Paul Boccara nous a quittés. Il laisse un immense vide mais aussi une œuvre considérable.
Né en 1932 à
Tunis, Paul est devenu un économiste, historien et anthropologue
français de renommée mondiale. Fondateur de l'école qu’il nommait
« néo-marxiste » de la régulation systémique par crises, ancien membre
du comité central puis national du PCF, agrégé d'histoire, il fut maître
de conférences en sciences économiques, à l'université d’Amiens et le
principal animateur de la revue « Economie et Politique ».
Paul a
toujours avancé sur deux jambes : les idées d'abord, leur renouvellement
incessant et le lien constant à la pratique dans le laboratoire des
luttes sociales, sociétales et politiques.

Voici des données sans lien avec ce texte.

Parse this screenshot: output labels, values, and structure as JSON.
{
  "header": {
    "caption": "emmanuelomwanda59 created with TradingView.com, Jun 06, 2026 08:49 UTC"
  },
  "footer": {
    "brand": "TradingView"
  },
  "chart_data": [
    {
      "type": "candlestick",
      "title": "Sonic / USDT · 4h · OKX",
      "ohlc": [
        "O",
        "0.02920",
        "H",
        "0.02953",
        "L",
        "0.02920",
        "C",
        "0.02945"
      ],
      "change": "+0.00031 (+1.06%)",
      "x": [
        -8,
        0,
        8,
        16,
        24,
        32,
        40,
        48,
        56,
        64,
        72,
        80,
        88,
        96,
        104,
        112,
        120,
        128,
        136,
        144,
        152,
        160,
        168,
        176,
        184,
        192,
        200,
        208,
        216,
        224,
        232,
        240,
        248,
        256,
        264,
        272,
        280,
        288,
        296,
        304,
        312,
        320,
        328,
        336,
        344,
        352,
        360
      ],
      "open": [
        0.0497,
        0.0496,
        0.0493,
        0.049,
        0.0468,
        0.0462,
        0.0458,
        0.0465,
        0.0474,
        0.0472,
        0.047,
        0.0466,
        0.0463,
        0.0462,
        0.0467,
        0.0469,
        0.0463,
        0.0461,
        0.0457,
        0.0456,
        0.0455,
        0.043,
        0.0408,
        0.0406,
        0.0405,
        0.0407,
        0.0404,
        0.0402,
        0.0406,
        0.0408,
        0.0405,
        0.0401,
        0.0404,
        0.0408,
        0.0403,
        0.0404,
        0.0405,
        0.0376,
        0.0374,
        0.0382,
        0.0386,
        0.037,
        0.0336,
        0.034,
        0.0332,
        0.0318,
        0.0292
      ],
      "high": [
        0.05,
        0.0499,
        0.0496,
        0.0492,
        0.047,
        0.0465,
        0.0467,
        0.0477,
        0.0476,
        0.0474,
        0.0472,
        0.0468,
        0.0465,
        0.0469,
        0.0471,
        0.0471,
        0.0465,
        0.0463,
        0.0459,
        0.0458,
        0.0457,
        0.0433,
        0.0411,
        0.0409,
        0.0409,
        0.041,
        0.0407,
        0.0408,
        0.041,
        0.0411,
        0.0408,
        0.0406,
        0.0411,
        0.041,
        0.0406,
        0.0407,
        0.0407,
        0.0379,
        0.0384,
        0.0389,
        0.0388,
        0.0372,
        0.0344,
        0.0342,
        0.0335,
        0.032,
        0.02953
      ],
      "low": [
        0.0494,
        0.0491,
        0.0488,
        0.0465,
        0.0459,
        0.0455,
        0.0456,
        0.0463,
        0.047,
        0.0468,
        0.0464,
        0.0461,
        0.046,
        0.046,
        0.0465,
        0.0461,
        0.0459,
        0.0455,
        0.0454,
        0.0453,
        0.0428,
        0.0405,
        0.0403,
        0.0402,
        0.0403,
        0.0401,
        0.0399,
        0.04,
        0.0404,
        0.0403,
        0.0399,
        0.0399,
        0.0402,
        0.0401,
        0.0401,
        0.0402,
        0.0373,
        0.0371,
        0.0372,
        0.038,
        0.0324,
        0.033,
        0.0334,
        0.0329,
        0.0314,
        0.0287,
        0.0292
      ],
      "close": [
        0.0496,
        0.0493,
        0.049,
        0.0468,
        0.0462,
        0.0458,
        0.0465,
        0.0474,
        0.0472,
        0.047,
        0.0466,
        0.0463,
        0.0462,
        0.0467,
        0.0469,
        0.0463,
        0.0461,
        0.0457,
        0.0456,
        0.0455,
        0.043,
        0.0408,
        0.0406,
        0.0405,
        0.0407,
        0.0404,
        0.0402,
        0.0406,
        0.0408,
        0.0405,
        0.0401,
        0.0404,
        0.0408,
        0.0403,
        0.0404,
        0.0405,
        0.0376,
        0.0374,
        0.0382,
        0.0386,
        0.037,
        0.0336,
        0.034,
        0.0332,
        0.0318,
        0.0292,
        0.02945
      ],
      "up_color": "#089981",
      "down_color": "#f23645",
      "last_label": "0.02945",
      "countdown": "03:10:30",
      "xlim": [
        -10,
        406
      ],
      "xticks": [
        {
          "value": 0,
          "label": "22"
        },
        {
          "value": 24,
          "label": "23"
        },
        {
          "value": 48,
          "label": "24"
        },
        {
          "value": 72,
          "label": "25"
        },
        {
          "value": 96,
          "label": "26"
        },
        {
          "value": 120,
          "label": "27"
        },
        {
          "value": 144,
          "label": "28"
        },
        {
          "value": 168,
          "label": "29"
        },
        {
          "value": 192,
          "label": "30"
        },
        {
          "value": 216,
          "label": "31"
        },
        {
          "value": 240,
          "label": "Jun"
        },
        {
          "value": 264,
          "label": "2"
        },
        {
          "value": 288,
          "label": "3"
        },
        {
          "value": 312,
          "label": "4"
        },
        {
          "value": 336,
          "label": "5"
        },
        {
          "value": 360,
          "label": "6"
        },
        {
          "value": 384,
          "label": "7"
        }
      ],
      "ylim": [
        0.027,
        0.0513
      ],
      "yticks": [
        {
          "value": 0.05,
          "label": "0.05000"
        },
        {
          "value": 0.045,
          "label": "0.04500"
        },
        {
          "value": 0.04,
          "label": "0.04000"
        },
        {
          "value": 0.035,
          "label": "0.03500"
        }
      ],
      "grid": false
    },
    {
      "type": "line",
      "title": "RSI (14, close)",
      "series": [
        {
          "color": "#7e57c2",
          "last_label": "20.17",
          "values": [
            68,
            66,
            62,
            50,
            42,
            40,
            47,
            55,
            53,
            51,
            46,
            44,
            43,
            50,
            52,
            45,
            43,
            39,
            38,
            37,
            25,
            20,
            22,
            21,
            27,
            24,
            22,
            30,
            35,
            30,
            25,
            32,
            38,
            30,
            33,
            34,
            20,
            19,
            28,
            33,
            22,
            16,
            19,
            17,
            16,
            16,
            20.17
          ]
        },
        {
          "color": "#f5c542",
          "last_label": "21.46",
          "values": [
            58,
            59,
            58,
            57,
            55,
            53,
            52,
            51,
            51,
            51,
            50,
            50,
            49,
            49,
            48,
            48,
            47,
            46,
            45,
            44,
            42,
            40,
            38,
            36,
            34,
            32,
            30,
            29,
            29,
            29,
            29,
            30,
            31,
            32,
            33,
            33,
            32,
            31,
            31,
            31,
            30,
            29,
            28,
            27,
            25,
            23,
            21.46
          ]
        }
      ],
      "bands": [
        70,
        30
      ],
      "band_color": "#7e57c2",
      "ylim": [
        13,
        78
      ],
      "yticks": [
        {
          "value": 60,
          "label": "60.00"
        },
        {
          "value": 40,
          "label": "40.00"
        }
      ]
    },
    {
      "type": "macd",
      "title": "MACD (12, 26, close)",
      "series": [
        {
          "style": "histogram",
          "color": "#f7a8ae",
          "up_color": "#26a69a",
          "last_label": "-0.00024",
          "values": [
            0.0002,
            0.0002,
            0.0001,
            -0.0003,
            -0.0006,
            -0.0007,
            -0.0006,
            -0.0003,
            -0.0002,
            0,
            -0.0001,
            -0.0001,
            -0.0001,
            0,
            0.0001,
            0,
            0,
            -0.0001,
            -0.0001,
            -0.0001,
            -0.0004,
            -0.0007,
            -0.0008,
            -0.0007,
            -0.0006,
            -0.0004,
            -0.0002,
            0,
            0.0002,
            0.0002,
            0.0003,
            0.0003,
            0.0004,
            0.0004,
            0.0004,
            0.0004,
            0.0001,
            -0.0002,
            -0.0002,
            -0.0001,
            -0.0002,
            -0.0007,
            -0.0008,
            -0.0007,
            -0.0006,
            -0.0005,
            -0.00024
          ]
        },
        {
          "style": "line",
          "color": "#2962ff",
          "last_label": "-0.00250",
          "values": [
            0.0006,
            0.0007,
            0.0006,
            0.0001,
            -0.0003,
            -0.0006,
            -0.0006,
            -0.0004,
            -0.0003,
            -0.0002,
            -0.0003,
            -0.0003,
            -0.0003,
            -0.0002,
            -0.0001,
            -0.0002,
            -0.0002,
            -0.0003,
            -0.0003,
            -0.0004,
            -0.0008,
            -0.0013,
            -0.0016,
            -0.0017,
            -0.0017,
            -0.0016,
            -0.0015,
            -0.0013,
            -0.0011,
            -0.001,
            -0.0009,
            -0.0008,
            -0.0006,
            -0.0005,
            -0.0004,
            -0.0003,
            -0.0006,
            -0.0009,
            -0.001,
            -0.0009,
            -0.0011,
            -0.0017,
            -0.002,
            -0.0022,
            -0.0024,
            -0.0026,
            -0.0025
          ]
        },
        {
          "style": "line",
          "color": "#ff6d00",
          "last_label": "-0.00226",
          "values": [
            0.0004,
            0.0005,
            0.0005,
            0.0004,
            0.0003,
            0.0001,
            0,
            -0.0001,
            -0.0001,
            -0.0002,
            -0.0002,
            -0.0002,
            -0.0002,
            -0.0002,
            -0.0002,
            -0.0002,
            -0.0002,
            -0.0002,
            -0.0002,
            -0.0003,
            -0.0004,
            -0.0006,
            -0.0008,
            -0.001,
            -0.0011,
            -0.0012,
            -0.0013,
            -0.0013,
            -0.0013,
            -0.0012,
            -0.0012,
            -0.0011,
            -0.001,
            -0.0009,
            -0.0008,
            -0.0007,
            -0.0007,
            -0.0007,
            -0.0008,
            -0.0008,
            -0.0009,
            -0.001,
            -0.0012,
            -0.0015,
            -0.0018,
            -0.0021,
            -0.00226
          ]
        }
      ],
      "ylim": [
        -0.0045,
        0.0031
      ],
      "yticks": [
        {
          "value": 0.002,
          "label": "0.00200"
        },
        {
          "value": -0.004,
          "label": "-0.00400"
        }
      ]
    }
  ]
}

C'est ce qui fondait son
engagement politique indéfectible et sa totale liberté de pensée et
d'expression au sein du PCF dont il animait la section économique.
Dans cette
relation à la pratique sociale s’exprimait sa grande humanité, son
énergie son caractère unique, sa fougue méditerranéenne et son ouverture
à toutes et tous, militants, étudiants, comme intellectuels.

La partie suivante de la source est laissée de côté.